According to experts, 80 percent of women who are HIV positive get the infection from their partners.

More than 120 HIV positive women from 11 states including Gujarat, West Bengal, Manipur, Mizoram and Kerala have come together for a four-day convention on women and HIV that began Monday.

According to experts from United Nations Development Fund (UNDP), UNAIDS and others working on the issue, 75 percent of the wives of HIV positive men are not infected.

“Conversely, among all married HIV positive women, 39 percent of their husbands are negative. This means that with correct intervention, the spread of the infection can be stopped,” P. Kousalya, president of the Network of Positive Women in India, told IANS.

“Choice is a very important word in this context. You have to understand that you have the option to choose not to get the infection by insisting your partner to use a condom,” she added.

Thoibi Salam of Manipur, who participated in the convention, added: “In the northeast, drug abuse is a major problem. The growing number of intravenous drug users are making an increasing number of people vulnerable to HIV.

“The choice in this context is for people not to get influenced by their peers, or wives by their husbands”.
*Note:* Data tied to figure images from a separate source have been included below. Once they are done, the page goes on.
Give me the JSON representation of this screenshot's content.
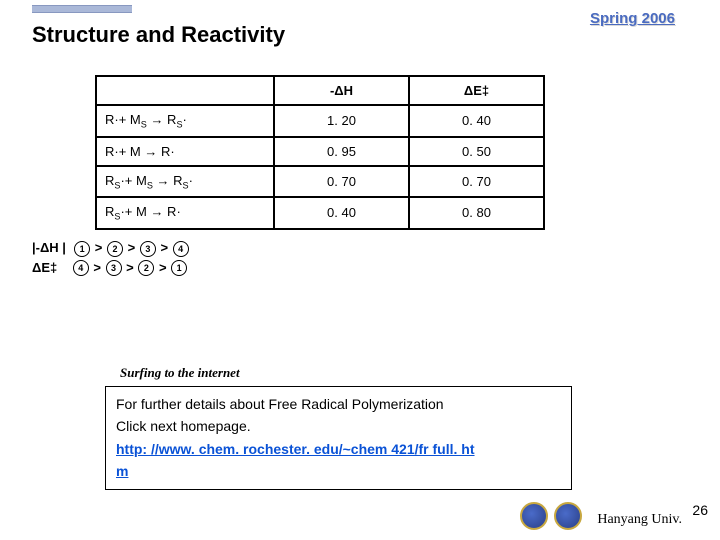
{
  "title": "Structure and Reactivity",
  "semester": "Spring 2006",
  "table": {
    "headers": {
      "col1": "-ΔH",
      "col2": "ΔE‡"
    },
    "rows": [
      {
        "label_html": "R·+ M<sub>S</sub> → R<sub>S</sub>·",
        "v1": "1. 20",
        "v2": "0. 40"
      },
      {
        "label_html": "R·+ M → R·",
        "v1": "0. 95",
        "v2": "0. 50"
      },
      {
        "label_html": "R<sub>S</sub>·+ M<sub>S</sub> → R<sub>S</sub>·",
        "v1": "0. 70",
        "v2": "0. 70"
      },
      {
        "label_html": "R<sub>S</sub>·+ M → R·",
        "v1": "0. 40",
        "v2": "0. 80"
      }
    ]
  },
  "ordering": {
    "line1_prefix": "|-ΔH |",
    "line2_prefix": "ΔE‡",
    "seq1": [
      "①",
      "②",
      "③",
      "④"
    ],
    "seq2": [
      "④",
      "③",
      "②",
      "①"
    ]
  },
  "surfing": "Surfing to the internet",
  "info": {
    "line1": "For further details about Free Radical Polymerization",
    "line2": "Click next homepage.",
    "link": "http: //www. chem. rochester. edu/~chem 421/fr full. htm"
  },
  "footer": {
    "uni": "Hanyang Univ.",
    "page": "26"
  },
  "colors": {
    "accent": "#aab8d8",
    "semester_text": "#4a6bc0",
    "link": "#0a52d6",
    "seal_outer": "#c8a840",
    "seal_inner": "#2a3f87"
  }
}
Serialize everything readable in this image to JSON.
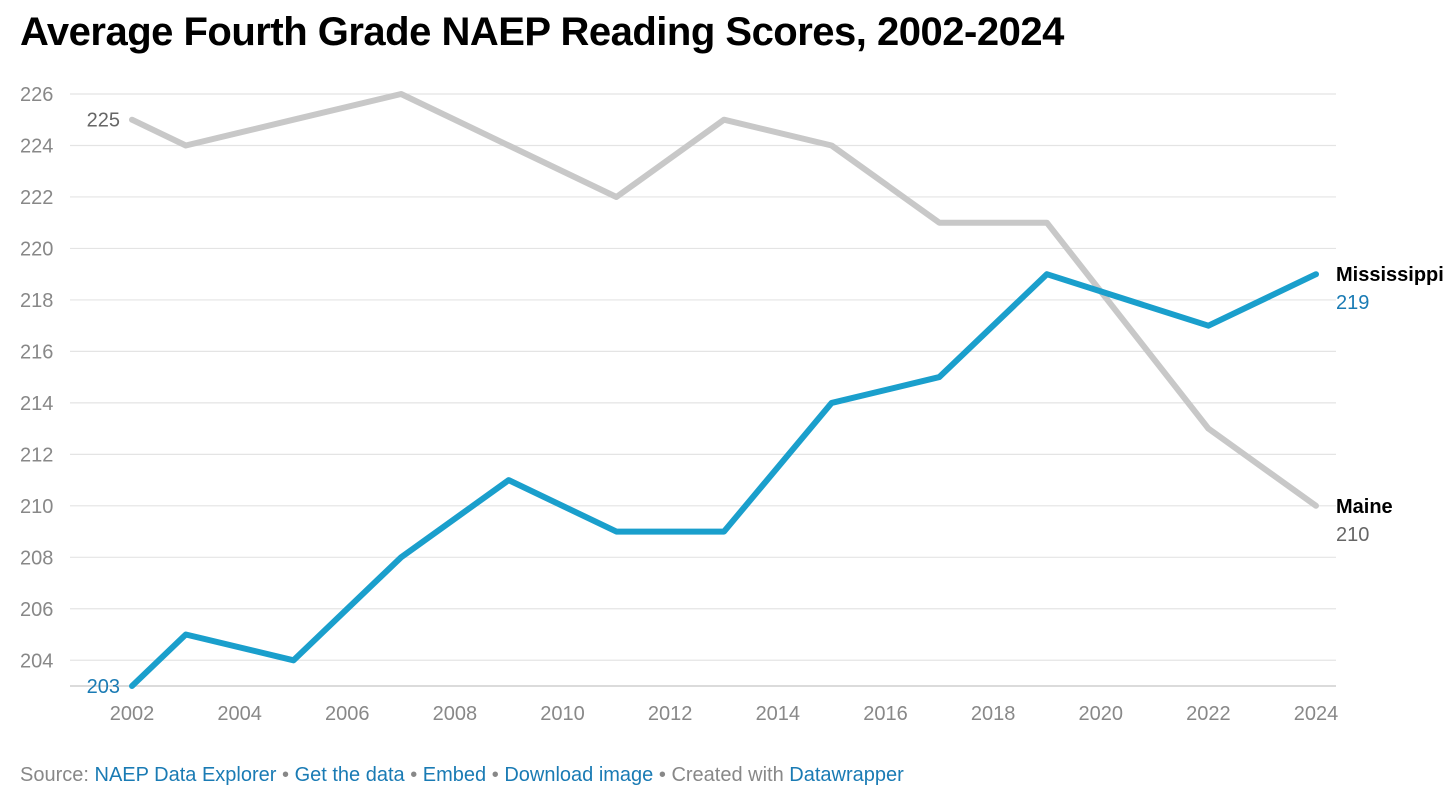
{
  "chart_data": {
    "type": "line",
    "title": "Average Fourth Grade NAEP Reading Scores, 2002-2024",
    "xlabel": "",
    "ylabel": "",
    "xlim": [
      2002,
      2024
    ],
    "ylim": [
      203,
      226
    ],
    "x_ticks": [
      2002,
      2004,
      2006,
      2008,
      2010,
      2012,
      2014,
      2016,
      2018,
      2020,
      2022,
      2024
    ],
    "y_ticks": [
      204,
      206,
      208,
      210,
      212,
      214,
      216,
      218,
      220,
      222,
      224,
      226
    ],
    "grid": true,
    "series": [
      {
        "name": "Maine",
        "color": "#c8c8c8",
        "label_color": "#666666",
        "x": [
          2002,
          2003,
          2005,
          2007,
          2009,
          2011,
          2013,
          2015,
          2017,
          2019,
          2022,
          2024
        ],
        "values": [
          225,
          224,
          225,
          226,
          224,
          222,
          225,
          224,
          221,
          221,
          213,
          210
        ],
        "start_label": "225",
        "end_label": "210"
      },
      {
        "name": "Mississippi",
        "color": "#1a9fcc",
        "label_color": "#1a7bb4",
        "x": [
          2002,
          2003,
          2005,
          2007,
          2009,
          2011,
          2013,
          2015,
          2017,
          2019,
          2022,
          2024
        ],
        "values": [
          203,
          205,
          204,
          208,
          211,
          209,
          209,
          214,
          215,
          219,
          217,
          219
        ],
        "start_label": "203",
        "end_label": "219"
      }
    ]
  },
  "footer": {
    "source_label": "Source:",
    "source_link": "NAEP Data Explorer",
    "get_data": "Get the data",
    "embed": "Embed",
    "download": "Download image",
    "created_with": "Created with",
    "datawrapper": "Datawrapper",
    "separator": "•"
  }
}
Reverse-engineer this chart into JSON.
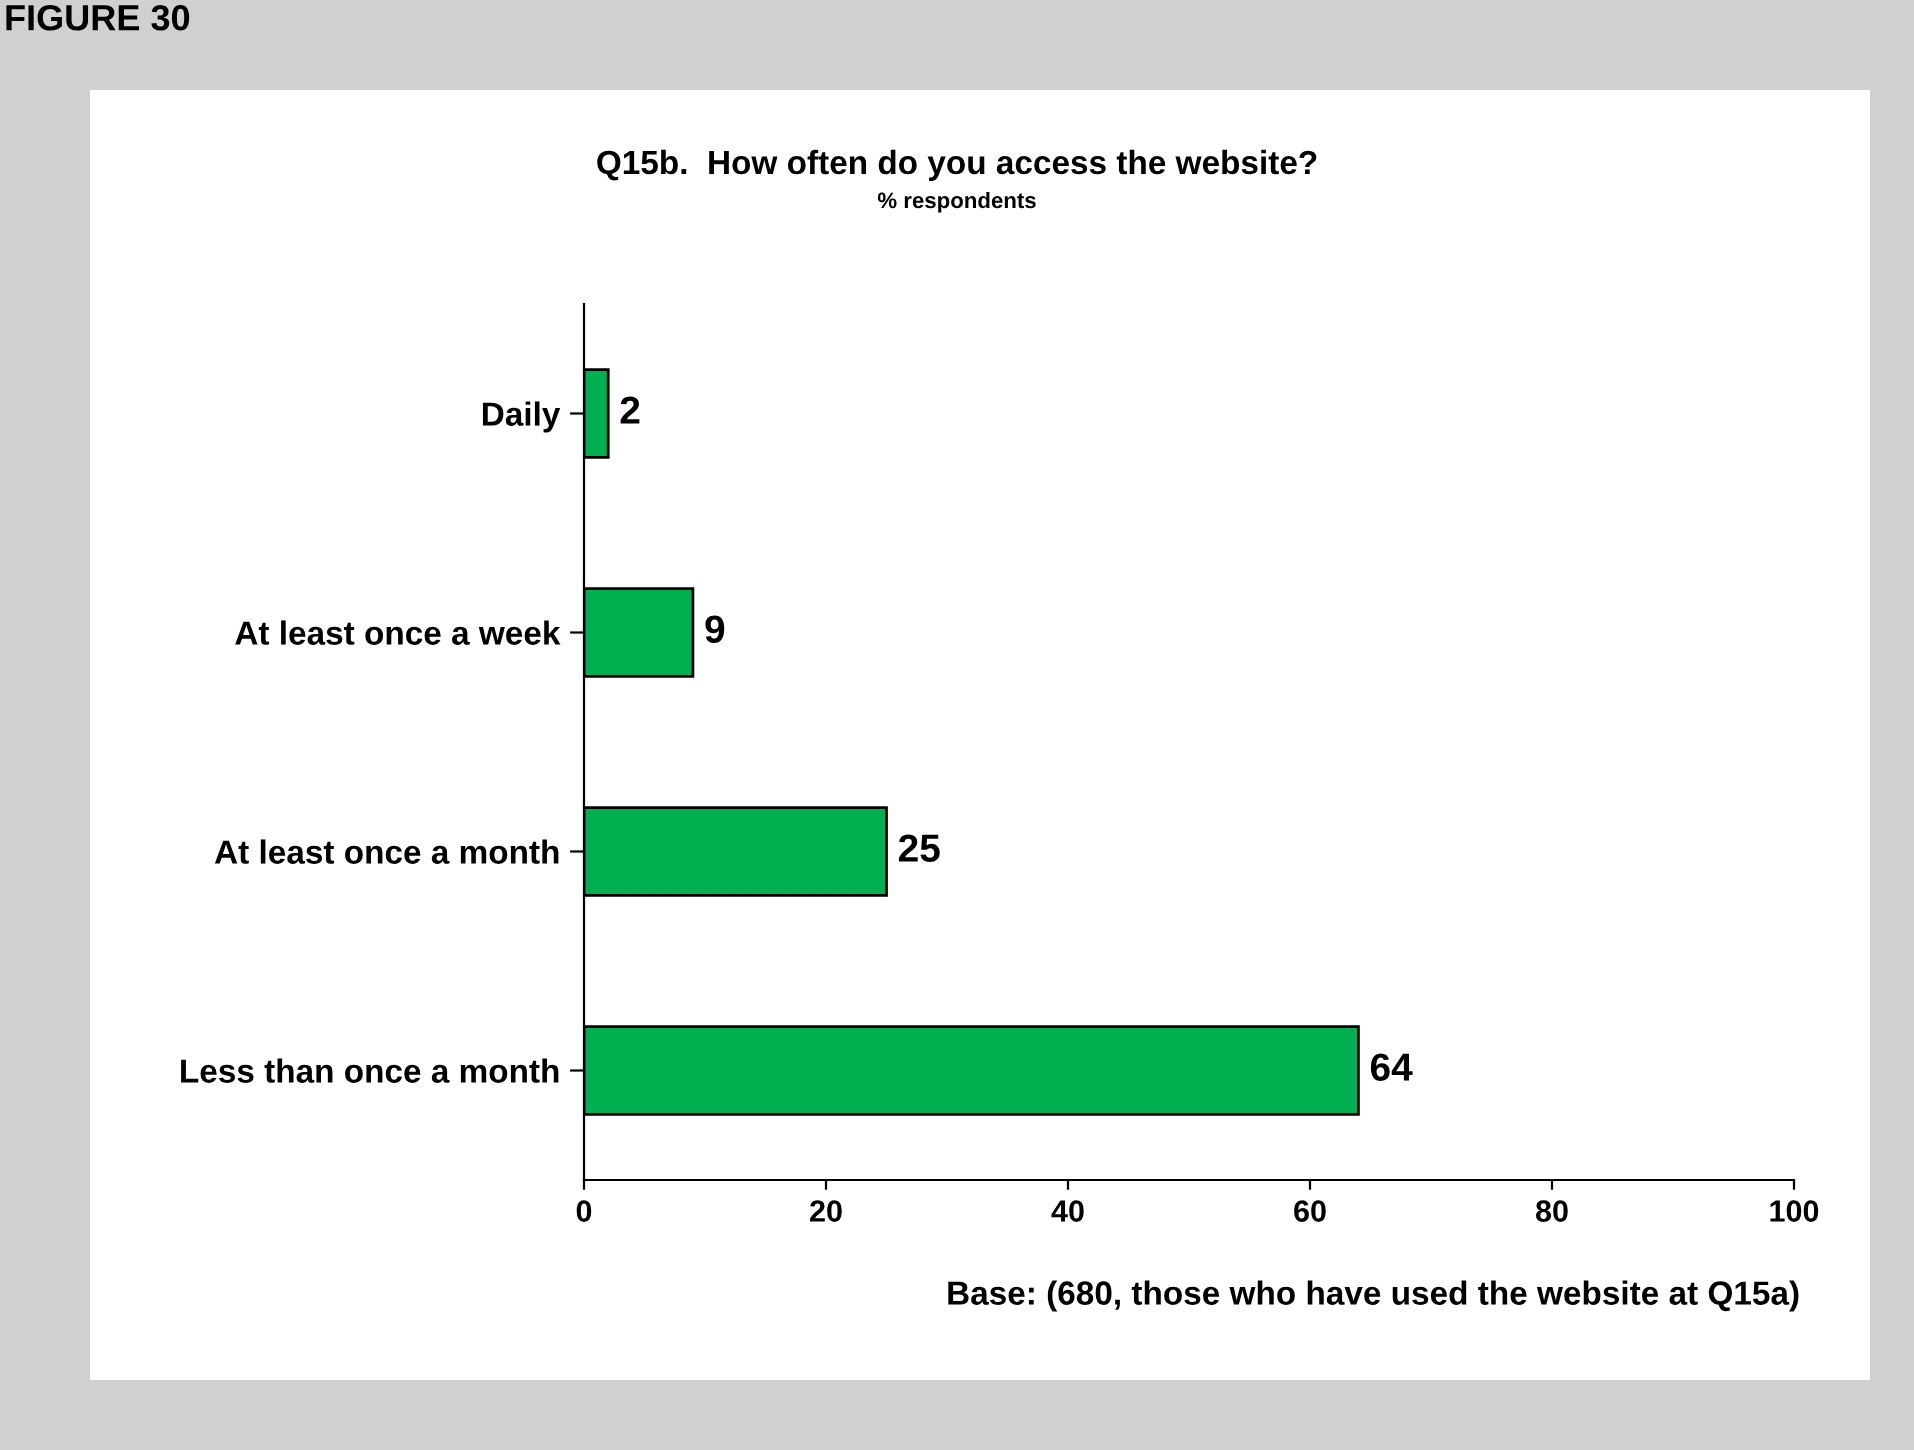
{
  "chart_data": {
    "type": "bar",
    "orientation": "horizontal",
    "title": "Q15b.  How often do you access the website?",
    "subtitle": "% respondents",
    "categories": [
      "Daily",
      "At least once a week",
      "At least once a month",
      "Less than once a month"
    ],
    "values": [
      2,
      9,
      25,
      64
    ],
    "color": "#00b050",
    "data_labels": true,
    "xlim": [
      0,
      100
    ],
    "xticks": [
      0,
      20,
      40,
      60,
      80,
      100
    ],
    "grid": false,
    "legend": false,
    "annotations": [
      "FIGURE 30",
      "Base: (680, those who have used the website at Q15a)"
    ]
  }
}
Kousalya said that the problem of intravenous drug users becoming vulnerable to HIV is, however, not confined to the northeast.

“Kerala is also facing the same problem now. The United Nations Office on Drugs and Crime (UNODC) is, therefore, planning to concentrate on that area, besides the northeast,” she said.

According to the National AIDS Control Organisation (NACO), there are 2.5 million people in India who are HIV positive. Nearly 40 percent of them are women.